Physical restraint is often seen as the only option for dealing with specific circumstances of a patient’s mental disorder, but it is commonly associated with negative, harmful, and traumatic experiences. The use of physical restraint can also pose physical and emotional risks for healthcare workers and place them in an ethical dilemma.51 Therefore, it is crucial to reduce the use of physical restraint in psychiatric units. Nursing managers should develop appropriate standards for physical restraint practices, enhance education and training for nurses on physical restraint, and introduce relevant alternatives to physical restraint, ethical issues, and violence prevention to promote a change in nurses’ attitudes. Additionally, nurses should actively seek alternatives to physical restraint to reduce its use.

Data Sharing Statement

The data are not available due to privacy or ethical restrictions.

Ethical Approval

The study protocol was approved by the Ethics Committee of Pudong New Area Mental Health Center (PDJWLL2022006).
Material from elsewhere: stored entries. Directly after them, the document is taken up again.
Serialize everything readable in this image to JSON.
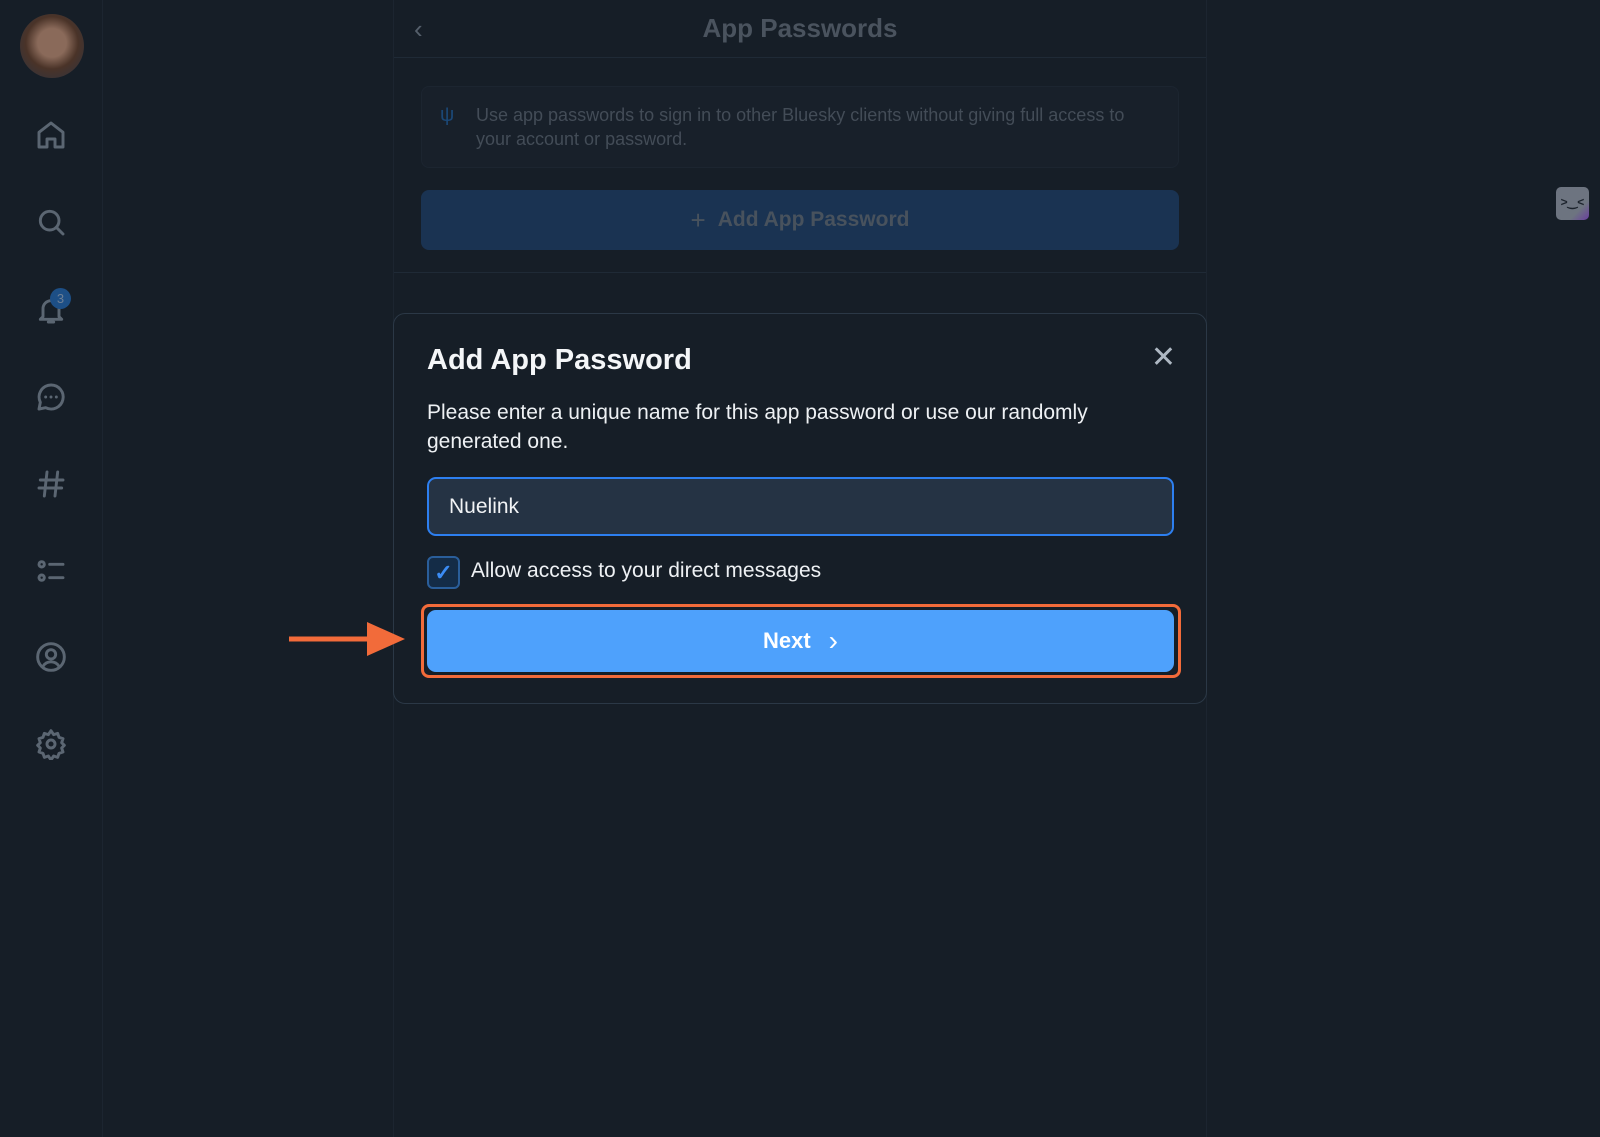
{
  "sidebar": {
    "notification_count": "3",
    "items": [
      "home",
      "search",
      "notifications",
      "chat",
      "feeds",
      "lists",
      "profile",
      "settings"
    ]
  },
  "header": {
    "title": "App Passwords",
    "back_icon": "‹"
  },
  "info": {
    "icon": "sprout-icon",
    "text": "Use app passwords to sign in to other Bluesky clients without giving full access to your account or password."
  },
  "add_button": {
    "icon": "+",
    "label": "Add App Password"
  },
  "modal": {
    "title": "Add App Password",
    "close_icon": "✕",
    "description": "Please enter a unique name for this app password or use our randomly generated one.",
    "name_value": "Nuelink",
    "checkbox_checked": true,
    "checkbox_mark": "✓",
    "checkbox_label": "Allow access to your direct messages",
    "next_label": "Next",
    "next_icon": "›"
  },
  "colors": {
    "accent": "#4ea1fc",
    "highlight": "#f26b3a",
    "background": "#161e27"
  },
  "fab": {
    "icon": ">‿<"
  }
}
After listening to the research team’s understanding of the purpose and procedures of this study, all subjects signed an informed consent form to participate in this study.

Acknowledgments

We thank all of the persons who participated in this study and the three Mental Health Center in Shanghai that provided support.

Author Contributions

All authors made a significant contribution to the work reported, whether that is in the conception, study design, execution, acquisition of data, analysis and interpretation, or in all these areas; took part in drafting, revising or critically reviewing the article; gave final approval of the version to be published; have agreed on the journal to which the article has been submitted; and agree to be accountable for all aspects of the work.

Funding

This work was supported by the General Project of Shanghai Teaching and Scientific Research (C2021333) and the Outstanding Clinical Discipline Project of Shanghai Pudong (Grant No. PWYgy2021-02).

Disclosure

All authors declare no conflicts of interest in this work.